Kendal Oral History Group aims to compile a picture of earlier times through the recorded memories of the area’s older residents. Jim Noble was born in 1914 and was interviewed in 1994.

In 1916 they took you into school when I was three years old on that triangle of land by the church where the coat of arms is now, and they talk about the great modern development of nursery education!

There was a bungalow in which the headmistress of the school lived. There is still a little gate near Nether Bridge which leads down into the school and that was where the headmistress went through to go to school.

That land was, of course, church land and the two schools, now two halls, were built in 1858 by Archdeacon Cooper, who was one of our rich vicars of Kendal, who felt it necessary to do what he could for education and thus he opened the schools.

I was interested in music and singing from being five years of age. Apparently, as they tell me, I was the best boy in Kirkland School for singing.

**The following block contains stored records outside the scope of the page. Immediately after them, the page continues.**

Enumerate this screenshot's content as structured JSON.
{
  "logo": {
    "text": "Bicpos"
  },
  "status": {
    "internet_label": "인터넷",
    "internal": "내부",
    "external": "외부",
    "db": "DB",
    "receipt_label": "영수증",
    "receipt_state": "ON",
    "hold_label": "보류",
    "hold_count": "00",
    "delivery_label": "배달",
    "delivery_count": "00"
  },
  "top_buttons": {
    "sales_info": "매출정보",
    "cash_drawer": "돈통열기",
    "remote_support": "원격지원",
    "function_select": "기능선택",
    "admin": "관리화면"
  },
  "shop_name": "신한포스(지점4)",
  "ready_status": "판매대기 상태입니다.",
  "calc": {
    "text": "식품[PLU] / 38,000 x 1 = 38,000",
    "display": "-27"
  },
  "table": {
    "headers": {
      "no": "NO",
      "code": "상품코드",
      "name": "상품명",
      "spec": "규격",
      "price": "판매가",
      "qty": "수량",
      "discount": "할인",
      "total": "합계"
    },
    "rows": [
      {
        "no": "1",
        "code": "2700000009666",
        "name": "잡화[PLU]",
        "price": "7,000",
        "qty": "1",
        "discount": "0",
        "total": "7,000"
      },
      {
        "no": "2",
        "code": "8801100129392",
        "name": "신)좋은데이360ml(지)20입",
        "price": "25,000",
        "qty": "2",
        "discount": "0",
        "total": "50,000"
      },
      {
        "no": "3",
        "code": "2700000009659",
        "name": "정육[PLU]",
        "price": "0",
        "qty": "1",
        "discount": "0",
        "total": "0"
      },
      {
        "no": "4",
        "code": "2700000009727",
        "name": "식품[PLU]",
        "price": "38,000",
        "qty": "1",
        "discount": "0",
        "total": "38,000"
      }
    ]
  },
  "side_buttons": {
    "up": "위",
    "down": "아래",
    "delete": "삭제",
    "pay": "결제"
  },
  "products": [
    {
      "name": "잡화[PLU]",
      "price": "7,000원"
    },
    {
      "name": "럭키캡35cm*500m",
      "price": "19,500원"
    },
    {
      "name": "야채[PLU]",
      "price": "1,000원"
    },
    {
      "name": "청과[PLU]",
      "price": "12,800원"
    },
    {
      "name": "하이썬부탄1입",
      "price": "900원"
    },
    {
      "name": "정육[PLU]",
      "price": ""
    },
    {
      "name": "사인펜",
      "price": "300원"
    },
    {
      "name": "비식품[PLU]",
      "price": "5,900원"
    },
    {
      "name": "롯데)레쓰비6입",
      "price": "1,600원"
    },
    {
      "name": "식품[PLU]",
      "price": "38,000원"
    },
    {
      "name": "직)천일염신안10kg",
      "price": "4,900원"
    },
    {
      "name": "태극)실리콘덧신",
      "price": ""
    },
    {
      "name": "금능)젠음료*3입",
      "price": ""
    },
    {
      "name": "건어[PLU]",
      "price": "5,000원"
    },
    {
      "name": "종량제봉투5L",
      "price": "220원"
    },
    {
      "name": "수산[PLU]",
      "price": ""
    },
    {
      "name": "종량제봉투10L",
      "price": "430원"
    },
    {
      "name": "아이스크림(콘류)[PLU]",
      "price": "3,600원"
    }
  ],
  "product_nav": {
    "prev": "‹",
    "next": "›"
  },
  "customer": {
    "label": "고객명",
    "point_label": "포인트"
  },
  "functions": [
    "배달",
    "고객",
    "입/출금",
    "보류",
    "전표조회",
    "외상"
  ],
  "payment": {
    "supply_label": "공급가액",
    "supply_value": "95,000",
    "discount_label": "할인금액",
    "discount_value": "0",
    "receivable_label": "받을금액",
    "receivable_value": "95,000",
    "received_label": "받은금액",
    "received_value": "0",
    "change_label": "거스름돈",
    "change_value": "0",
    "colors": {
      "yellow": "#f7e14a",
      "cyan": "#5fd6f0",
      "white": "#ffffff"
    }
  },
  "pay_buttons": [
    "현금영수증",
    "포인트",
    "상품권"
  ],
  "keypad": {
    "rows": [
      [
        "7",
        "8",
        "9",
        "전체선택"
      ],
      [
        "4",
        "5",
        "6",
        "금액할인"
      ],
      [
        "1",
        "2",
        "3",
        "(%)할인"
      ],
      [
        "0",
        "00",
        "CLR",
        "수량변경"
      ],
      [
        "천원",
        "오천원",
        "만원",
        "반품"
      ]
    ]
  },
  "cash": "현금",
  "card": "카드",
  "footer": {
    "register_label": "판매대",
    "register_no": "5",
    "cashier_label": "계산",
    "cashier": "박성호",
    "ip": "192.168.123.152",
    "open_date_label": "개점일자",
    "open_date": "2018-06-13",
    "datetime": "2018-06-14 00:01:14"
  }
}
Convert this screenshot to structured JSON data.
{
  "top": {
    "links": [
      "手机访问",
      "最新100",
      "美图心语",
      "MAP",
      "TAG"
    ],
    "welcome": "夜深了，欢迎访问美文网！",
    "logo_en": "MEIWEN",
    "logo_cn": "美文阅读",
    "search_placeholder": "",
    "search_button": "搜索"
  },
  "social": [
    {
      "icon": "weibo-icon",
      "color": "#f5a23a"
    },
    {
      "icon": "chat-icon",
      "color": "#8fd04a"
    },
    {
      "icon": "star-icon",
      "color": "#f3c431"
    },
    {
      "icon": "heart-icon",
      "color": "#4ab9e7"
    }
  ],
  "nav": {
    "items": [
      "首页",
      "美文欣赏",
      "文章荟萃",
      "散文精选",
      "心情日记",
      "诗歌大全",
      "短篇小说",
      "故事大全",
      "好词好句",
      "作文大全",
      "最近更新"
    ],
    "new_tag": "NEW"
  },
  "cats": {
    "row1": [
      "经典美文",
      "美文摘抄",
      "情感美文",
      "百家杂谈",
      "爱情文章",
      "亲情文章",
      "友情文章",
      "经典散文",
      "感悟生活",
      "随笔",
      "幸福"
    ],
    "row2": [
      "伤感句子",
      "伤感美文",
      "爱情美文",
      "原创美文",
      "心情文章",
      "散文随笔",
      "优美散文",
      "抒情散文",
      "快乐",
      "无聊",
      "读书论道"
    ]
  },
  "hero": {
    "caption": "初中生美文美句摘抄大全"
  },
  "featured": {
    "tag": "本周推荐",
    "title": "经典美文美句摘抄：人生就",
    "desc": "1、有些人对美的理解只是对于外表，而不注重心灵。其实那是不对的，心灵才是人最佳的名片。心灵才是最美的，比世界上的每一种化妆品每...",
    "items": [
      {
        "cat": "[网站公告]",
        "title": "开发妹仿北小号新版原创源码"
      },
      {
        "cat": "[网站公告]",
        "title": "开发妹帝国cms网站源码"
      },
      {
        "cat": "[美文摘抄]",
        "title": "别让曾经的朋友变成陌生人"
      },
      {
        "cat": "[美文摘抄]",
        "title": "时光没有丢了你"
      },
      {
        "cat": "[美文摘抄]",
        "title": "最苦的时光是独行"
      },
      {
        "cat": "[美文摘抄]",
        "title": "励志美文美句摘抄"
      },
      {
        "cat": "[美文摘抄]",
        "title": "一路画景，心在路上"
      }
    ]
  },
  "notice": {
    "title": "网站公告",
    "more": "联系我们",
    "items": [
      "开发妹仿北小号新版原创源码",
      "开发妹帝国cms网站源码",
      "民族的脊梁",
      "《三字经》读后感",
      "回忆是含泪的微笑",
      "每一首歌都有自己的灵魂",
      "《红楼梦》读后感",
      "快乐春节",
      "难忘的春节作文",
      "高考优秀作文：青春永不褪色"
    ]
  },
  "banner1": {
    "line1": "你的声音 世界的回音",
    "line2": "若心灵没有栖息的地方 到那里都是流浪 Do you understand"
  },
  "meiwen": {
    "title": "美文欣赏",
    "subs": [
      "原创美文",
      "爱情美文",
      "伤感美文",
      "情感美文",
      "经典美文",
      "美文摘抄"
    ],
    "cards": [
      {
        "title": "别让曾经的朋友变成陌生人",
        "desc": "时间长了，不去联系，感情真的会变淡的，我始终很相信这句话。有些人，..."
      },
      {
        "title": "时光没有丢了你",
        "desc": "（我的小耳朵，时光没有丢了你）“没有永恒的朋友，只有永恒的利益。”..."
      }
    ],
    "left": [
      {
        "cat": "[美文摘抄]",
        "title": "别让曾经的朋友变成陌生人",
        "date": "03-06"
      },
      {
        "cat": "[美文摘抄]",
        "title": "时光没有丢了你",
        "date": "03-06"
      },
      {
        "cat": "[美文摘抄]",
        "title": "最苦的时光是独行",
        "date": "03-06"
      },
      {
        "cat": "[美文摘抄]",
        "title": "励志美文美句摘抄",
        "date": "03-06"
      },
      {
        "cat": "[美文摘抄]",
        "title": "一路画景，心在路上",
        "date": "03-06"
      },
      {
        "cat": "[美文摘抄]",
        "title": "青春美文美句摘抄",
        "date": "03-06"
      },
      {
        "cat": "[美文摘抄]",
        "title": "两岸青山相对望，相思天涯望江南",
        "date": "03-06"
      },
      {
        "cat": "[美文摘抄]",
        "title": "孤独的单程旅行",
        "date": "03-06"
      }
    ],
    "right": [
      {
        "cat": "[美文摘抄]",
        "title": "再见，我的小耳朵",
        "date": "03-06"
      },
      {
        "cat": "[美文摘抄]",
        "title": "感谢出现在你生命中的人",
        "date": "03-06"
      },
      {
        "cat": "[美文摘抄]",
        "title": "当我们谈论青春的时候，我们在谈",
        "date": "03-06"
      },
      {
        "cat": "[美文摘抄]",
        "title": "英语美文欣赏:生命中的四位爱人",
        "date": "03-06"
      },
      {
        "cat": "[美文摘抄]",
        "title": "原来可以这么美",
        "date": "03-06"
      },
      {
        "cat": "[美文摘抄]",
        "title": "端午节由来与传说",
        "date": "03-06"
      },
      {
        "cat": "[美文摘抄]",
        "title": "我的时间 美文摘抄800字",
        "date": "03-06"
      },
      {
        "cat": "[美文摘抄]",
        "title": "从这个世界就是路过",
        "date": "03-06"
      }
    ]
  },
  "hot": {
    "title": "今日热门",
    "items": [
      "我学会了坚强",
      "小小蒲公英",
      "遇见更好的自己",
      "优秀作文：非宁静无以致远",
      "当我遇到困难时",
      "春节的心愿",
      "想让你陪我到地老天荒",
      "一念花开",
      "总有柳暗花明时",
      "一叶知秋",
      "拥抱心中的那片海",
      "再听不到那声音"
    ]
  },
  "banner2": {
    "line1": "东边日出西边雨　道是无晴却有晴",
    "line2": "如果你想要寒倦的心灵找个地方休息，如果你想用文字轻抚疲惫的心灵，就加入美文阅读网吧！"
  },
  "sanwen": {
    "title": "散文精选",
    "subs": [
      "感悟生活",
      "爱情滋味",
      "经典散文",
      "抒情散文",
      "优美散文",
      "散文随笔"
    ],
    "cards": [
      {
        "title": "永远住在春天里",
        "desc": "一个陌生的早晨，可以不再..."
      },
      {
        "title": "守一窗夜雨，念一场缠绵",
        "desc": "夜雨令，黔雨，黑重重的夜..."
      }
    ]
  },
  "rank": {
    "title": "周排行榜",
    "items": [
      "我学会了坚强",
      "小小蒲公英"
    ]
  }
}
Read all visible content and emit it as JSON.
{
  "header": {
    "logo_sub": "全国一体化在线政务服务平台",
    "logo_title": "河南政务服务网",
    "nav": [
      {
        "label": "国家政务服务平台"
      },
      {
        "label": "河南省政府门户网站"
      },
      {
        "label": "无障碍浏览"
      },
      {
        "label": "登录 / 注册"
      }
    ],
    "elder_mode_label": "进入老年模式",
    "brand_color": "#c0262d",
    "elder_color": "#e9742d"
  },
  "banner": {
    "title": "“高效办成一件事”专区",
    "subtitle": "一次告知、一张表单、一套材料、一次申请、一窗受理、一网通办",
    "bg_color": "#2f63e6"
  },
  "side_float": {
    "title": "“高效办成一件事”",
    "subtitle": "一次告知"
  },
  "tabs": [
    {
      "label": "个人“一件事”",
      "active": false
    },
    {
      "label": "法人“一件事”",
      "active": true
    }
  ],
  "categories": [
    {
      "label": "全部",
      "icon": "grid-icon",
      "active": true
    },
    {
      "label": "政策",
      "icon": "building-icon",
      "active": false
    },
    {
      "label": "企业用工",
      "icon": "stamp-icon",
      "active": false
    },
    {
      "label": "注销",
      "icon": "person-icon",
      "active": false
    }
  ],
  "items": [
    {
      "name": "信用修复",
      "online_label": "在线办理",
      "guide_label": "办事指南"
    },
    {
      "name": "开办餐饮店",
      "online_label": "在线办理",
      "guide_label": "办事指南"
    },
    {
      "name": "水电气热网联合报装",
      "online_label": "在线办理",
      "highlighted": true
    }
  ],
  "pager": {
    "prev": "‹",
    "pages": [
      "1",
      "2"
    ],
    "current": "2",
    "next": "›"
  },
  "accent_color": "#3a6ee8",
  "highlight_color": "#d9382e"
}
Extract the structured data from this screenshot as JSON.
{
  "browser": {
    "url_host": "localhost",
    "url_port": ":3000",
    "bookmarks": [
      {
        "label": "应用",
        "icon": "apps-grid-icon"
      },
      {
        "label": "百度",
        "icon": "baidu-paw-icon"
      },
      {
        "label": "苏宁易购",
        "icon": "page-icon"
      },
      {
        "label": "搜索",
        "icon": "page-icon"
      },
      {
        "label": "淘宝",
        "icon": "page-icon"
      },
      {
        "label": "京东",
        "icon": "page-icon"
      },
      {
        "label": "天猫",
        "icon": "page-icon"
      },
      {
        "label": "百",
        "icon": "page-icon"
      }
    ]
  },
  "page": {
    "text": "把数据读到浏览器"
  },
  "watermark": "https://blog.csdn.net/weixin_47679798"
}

It was the Parish Church Choir which started my interest in music. I learned to play the piano very quickly by the time I was seven and I was playing the big organ in the Parish Church when I was barely 13.

Music in my early days was largely Mary Wakefield and the Kendal Choral Society, which was 150 strong.

Mary Wakefield started, of course, at Sedgwick in 1885, quickly moved to Kendal; the Drill Hall was used for a time for the Festival and then St George's Hall.

Then, of course, St George's was taken over to make money for bingo and the fFestival finished up in the Leisure Centre.

I’ve often thought that it was a great pity that Kendal Town Council, when St George's Hall was offered to them with the lower hall for £34,000, that they didn’t buy it.